Le meilleur pour la fin. Les All Blacks ont parachevé, samedi, leur troisième symphonie mondiale en dominant l’Australie (34-17). On les disait friables moralement ? Parfois accrochés, par l’Argentine, par l’Afrique du Sud ou par leur finaliste de voisin, ils n’ont pas douté, trouvant toujours des solutions, à l’image de Dan Carter ou Richie McCaw. Certains voulaient envoyer les deux stars chez les vétérans, ils ont répondu avec un QI-rugby qui vaut la fougue de la jeunesse. A l’exception de la France, la majorité des nations a montré une intelligence collective subtile, favorisée par l’arbitrage souvent pertinent. Même si le prix des places finira par réserver cette compétition à des «CSP+++», le taux de remplissage des stades (97 %) et les audiences télé ont accompagné ce mouvement vers le haut. Et tout en haut, le ciel est noir, mais dans ce sport, c’est un heureux présage.
Christophe Urios, manager de Castres : «J’ai vu des All Blacks qui étaient en mission»
Christophe Urios, le manager de Castres, a vu sa troupe sombrer samedi à Clermont (42-13). Rien de mieux qu’une finale de Coupe du monde pour annihiler la gueule de bois :
«La finale est un résumé du parcours des All Blacks. Ils ont complètement dominé leur sujet. Ils ont défendu très dur autour de la 60e minute de jeu, avant de finir par contrer l'Australie. Leur rencontre la plus compliquée restera la demi-finale, face à l'Afrique du Sud, dans des conditions difficiles. Mais, une semaine après avoir déroulé parfaitement leur rugby contre la France en quart, ils se sont adaptés avec un jeu au pied intense et une pression folle, notamment de l'arrière Ben Smith.

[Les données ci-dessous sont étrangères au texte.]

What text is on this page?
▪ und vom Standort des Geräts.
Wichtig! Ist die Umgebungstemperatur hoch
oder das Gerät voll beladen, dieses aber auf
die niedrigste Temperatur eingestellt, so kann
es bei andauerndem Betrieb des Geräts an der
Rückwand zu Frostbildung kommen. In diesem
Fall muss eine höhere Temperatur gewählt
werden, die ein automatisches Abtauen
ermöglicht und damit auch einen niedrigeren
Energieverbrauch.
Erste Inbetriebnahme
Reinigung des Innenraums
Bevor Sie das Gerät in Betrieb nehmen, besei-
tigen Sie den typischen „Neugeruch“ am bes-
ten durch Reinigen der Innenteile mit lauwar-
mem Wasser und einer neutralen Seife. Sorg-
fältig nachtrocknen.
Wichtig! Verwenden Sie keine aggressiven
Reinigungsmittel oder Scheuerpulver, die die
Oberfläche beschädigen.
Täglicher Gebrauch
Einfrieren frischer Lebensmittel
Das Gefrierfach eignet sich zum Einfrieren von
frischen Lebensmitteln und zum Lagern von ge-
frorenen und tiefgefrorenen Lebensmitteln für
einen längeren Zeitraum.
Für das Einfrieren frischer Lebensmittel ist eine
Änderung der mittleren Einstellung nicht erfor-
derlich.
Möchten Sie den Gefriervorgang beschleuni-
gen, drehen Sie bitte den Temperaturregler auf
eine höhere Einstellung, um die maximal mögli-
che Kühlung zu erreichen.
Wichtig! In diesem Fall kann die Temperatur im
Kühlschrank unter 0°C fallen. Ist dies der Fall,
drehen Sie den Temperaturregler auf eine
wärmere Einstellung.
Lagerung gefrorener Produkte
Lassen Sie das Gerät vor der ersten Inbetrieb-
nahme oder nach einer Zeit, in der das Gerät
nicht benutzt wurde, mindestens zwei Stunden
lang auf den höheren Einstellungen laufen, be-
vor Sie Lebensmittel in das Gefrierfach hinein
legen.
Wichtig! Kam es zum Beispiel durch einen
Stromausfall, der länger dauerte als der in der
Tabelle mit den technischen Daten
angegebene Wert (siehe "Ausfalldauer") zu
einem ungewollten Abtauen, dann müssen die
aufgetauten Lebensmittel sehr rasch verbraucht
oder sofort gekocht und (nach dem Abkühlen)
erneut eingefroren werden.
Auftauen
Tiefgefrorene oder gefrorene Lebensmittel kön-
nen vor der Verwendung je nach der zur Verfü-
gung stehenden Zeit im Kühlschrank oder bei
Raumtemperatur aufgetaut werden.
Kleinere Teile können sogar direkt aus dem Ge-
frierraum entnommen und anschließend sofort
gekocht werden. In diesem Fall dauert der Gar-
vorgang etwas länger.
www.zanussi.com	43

«Les Blacks, ce sont des caméléons, ils changent de stratégie mais finissent toujours par imposer leur jeu. Un exemple : McCaw. Visé par les nouvelles règles sur les rucks, physiquement châtié par les adversaires, il s’est renouvelé finement, moins dans le cœur du jeu, mais toujours dans le combat et le rassemblement. Les drops de Carter, c’est du cousu main, ils reflètent la griffe néo-zélandaise, ils savent exactement ce qu’ils veulent faire. Avant le business et l’exploitation de la marque All Blacks, il y a une vraie homogénéité du projet sportif, sur quatre ans : un joueur préservé toute une saison pour être frais ; une phase de poules sans jeu au pied pour peaufiner la défense, ce que j’appelle se mettre un gage. Cela demande une réelle humilité, des leaders qui partagent la croyance du staff dans ce qu’il fait.

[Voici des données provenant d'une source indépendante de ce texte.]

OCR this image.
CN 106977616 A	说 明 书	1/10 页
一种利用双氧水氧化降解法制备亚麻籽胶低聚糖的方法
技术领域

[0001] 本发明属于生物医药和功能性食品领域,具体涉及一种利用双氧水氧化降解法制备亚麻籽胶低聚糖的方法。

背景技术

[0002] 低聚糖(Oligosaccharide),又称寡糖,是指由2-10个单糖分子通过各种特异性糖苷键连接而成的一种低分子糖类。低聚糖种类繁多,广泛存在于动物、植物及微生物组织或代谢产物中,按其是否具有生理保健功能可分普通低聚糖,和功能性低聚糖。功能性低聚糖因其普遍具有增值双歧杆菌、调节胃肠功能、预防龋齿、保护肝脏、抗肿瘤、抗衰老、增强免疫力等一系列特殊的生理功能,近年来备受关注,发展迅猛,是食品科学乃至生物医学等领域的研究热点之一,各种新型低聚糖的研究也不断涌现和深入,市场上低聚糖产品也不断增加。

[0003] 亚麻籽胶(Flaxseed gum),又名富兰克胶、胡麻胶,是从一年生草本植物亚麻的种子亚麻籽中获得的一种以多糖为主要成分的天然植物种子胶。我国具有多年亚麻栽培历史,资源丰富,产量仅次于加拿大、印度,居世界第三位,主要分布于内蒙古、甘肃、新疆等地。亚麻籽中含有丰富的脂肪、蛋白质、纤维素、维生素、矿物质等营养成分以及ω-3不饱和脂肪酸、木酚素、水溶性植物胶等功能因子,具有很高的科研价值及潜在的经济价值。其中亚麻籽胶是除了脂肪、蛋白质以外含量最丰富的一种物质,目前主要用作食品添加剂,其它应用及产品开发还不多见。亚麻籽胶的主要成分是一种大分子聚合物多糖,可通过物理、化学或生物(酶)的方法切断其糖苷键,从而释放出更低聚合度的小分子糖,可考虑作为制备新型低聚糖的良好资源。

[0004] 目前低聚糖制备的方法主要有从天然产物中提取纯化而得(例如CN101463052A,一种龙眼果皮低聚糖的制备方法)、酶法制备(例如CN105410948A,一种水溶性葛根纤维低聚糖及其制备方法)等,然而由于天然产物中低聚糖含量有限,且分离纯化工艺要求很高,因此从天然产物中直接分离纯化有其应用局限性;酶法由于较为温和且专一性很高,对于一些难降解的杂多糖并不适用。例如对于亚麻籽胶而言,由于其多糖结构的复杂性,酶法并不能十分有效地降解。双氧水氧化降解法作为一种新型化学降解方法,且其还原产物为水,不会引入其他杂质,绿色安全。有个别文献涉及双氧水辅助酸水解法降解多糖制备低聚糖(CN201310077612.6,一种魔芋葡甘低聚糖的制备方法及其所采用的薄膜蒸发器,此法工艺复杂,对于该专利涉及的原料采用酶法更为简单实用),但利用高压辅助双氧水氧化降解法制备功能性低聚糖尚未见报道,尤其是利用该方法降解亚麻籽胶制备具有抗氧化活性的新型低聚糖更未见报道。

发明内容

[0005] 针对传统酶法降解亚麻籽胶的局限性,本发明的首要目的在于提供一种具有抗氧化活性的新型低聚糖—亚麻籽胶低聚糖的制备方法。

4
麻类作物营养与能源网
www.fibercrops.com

«On parle de leurs immenses qualités techniques mais, par rapport à 2011, j’ai surtout vu des All Blacks qui étaient en mission, habitués à travailler sous la pression et à se remettre en question, succès après succès. Leur patrimoine et leur culture de l’exigence transpirent sur le terrain. Même l’occupation de leur temps libre, entre le repos, la tournée des écoles de rugby et les actions caritatives, est parfaitement rodée et pensée.»
Mathieu Blin, manager d’Agen : «Une véritable progression des petites nations»

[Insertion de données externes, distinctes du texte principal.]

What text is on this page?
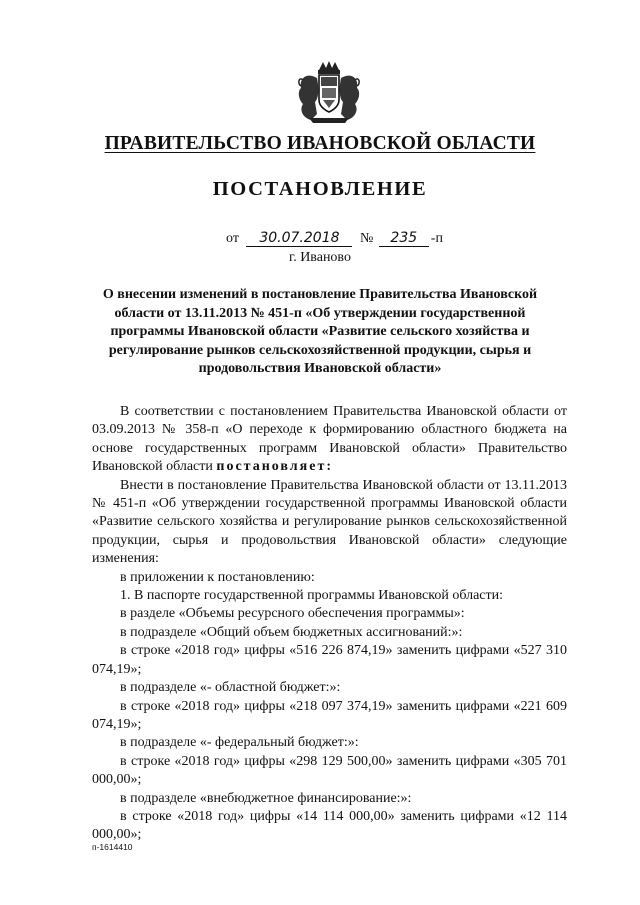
ПРАВИТЕЛЬСТВО ИВАНОВСКОЙ ОБЛАСТИ
ПОСТАНОВЛЕНИЕ
от 30.07.2018 № 235 -п
г. Иваново
О внесении изменений в постановление Правительства Ивановской области от 13.11.2013 № 451-п «Об утверждении государственной программы Ивановской области «Развитие сельского хозяйства и регулирование рынков сельскохозяйственной продукции, сырья и продовольствия Ивановской области»

В соответствии с постановлением Правительства Ивановской области от 03.09.2013 № 358-п «О переходе к формированию областного бюджета на основе государственных программ Ивановской области» Правительство Ивановской области постановляет:

Внести в постановление Правительства Ивановской области от 13.11.2013 № 451-п «Об утверждении государственной программы Ивановской области «Развитие сельского хозяйства и регулирование рынков сельскохозяйственной продукции, сырья и продовольствия Ивановской области» следующие изменения:

в приложении к постановлению:

1. В паспорте государственной программы Ивановской области:

в разделе «Объемы ресурсного обеспечения программы»:

в подразделе «Общий объем бюджетных ассигнований:»:

в строке «2018 год» цифры «516 226 874,19» заменить цифрами «527 310 074,19»;

в подразделе «- областной бюджет:»:

в строке «2018 год» цифры «218 097 374,19» заменить цифрами «221 609 074,19»;

в подразделе «- федеральный бюджет:»:

в строке «2018 год» цифры «298 129 500,00» заменить цифрами «305 701 000,00»;

в подразделе «внебюджетное финансирование:»:

в строке «2018 год» цифры «14 114 000,00» заменить цифрами «12 114 000,00»;

п-1614410
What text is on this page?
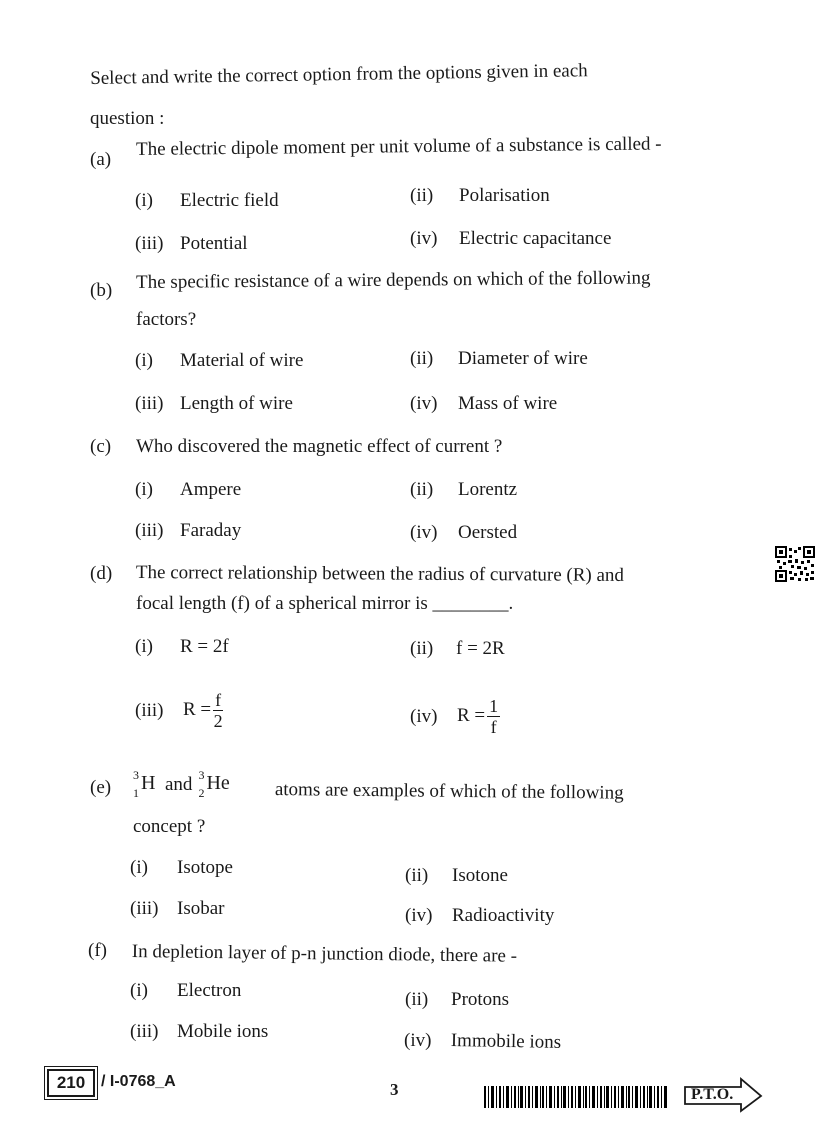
Select and write the correct option from the options given in each
question :
(a) The electric dipole moment per unit volume of a substance is called -
(i) Electric field	(ii) Polarisation
(iii) Potential	(iv) Electric capacitance
(b) The specific resistance of a wire depends on which of the following
factors?
(i) Material of wire	(ii) Diameter of wire
(iii) Length of wire	(iv) Mass of wire
(c) Who discovered the magnetic effect of current ?
(i) Ampere	(ii) Lorentz
(iii) Faraday	(iv) Oersted
(d) The correct relationship between the radius of curvature (R) and
focal length (f) of a spherical mirror is ________.
(i) R = 2f	(ii) f = 2R
(iii) $R = \frac{f}{2}$	(iv) $R = \frac{1}{f}$
(e)
3
1 H and 3
2 He atoms are examples of which of the following
concept ?
(i) Isotope	(ii) Isotone
(iii) Isobar	(iv) Radioactivity
(f) In depletion layer of p-n junction diode, there are -
(i) Electron	(ii) Protons
(iii) Mobile ions	(iv) Immobile ions
210 / I-0768_A	3	P.T.O.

Mathieu Blin, le manager d’Agen, est convaincu que le World Rugby peut se servir de cette Coupe du monde pour améliorer la représentativité de son sport :
«Il n’y a pas eu un seul match où on s’est fait chier. Franchement, cette Coupe du monde valait le coup. On a vu des équipes menées de 15 ou 25 points après une cinquantaine de minutes et qui arrivaient, par leur comportement, à nous procurer des émotions. Je pense à la Géorgie face à la Nouvelle-Zélande, notamment. Le Japon qui remporte trois matchs, la Géorgie qui bat les Tonga, mais aussi le Canada, les Etats-Unis, la Roumanie… On a vu des équipes extrêmement structurées, avec un fort développement individuel à des postes clés, la première ligne, la charnière…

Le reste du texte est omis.